The other funky thing we need to notice is that we have a wire connecting Cin to Cout. This is clearly nonsensical, so we decide by fiat that it means “take Cout from this machine, and connect it to the Cin for the next-most-significant machine”. If there is no less-significant-machine to take a Cin from, we assume a value of 0 was passed in by default.

If this is all a little confusing to you, don’t worry. We’ve jumped up a huge level of abstraction, and that takes a lot of getting-used to. There will be a lot of practice in the upcoming chapters to make sure you’ve really nailed this stuff, but the takeaway is that the diagram we just drew out describes exactly the same thing as this one we built earlier.

In the next chapter, we’ll build some new machines to take advantage of all of this multiwire stuff, and see what else we can do with it.


  1. Study both the original Add4 and the multiwire Add4 diagrams.
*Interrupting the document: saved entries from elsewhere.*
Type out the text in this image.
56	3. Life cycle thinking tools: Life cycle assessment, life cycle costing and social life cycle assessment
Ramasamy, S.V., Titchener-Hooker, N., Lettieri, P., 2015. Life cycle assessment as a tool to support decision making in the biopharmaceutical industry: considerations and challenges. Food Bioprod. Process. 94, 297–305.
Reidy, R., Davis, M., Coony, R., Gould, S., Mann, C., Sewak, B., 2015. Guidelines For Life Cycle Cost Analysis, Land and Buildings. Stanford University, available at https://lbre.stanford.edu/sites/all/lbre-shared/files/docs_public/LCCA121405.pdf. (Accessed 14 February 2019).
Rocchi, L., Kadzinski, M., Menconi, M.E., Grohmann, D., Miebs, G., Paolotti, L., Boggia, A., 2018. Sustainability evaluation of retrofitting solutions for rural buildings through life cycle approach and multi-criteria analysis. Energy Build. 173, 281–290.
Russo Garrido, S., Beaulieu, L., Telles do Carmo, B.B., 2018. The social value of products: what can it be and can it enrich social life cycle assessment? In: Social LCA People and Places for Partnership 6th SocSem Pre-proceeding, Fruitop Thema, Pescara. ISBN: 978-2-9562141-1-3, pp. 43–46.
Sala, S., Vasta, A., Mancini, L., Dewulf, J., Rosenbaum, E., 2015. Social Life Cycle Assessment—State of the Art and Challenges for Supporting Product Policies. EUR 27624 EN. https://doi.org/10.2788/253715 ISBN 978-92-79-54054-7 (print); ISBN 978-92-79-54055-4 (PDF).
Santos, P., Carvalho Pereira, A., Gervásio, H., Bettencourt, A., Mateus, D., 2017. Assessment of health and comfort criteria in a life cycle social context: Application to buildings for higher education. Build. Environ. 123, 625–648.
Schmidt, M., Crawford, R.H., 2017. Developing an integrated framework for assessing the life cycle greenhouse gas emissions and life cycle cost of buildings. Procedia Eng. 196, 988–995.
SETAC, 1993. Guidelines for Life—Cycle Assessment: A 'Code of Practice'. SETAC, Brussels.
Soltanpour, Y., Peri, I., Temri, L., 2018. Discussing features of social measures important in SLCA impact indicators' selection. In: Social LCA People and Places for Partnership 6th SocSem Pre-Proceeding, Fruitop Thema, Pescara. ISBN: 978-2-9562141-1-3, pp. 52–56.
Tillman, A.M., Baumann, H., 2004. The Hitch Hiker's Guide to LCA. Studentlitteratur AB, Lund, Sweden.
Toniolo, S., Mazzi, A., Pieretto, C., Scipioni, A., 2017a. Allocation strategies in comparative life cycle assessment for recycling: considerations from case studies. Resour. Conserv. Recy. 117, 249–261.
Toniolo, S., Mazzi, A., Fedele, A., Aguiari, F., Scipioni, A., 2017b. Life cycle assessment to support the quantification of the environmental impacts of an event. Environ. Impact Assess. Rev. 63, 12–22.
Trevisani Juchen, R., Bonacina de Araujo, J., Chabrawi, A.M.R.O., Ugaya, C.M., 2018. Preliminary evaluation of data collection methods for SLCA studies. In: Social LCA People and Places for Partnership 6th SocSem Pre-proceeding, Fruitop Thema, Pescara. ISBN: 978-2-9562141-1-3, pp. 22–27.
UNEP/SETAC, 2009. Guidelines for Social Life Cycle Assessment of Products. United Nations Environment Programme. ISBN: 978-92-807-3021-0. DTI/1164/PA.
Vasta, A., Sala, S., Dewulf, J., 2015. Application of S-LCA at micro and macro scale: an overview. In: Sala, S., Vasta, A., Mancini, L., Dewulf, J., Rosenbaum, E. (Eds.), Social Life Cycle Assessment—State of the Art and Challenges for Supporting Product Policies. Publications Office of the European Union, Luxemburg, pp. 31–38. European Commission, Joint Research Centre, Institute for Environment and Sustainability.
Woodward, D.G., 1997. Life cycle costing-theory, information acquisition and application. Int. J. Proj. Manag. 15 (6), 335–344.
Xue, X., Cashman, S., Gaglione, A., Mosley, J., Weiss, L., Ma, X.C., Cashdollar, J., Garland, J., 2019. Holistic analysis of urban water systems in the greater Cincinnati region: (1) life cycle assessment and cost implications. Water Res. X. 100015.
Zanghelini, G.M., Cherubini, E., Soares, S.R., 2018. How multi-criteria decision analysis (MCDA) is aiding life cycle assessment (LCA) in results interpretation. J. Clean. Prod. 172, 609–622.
Try to get a sense of what the multiwires must be doing in order for these diagrams to be the same.
  2. Use our new multiwire diagrams to build a machine that takes two nybbles and outputs a nybble that has performed an and gate on them, wire-wise. That is to say, the most-significant bit of your output nybble should be the and of the most-significant bits in either of the nybbles.
  3. Assuming you have an and gate which can accept a multiwire, and outputs a single wire with value 1 if all of the wires in the multiwire were 1, construct a machine which computes whether two nybbles represent the same number.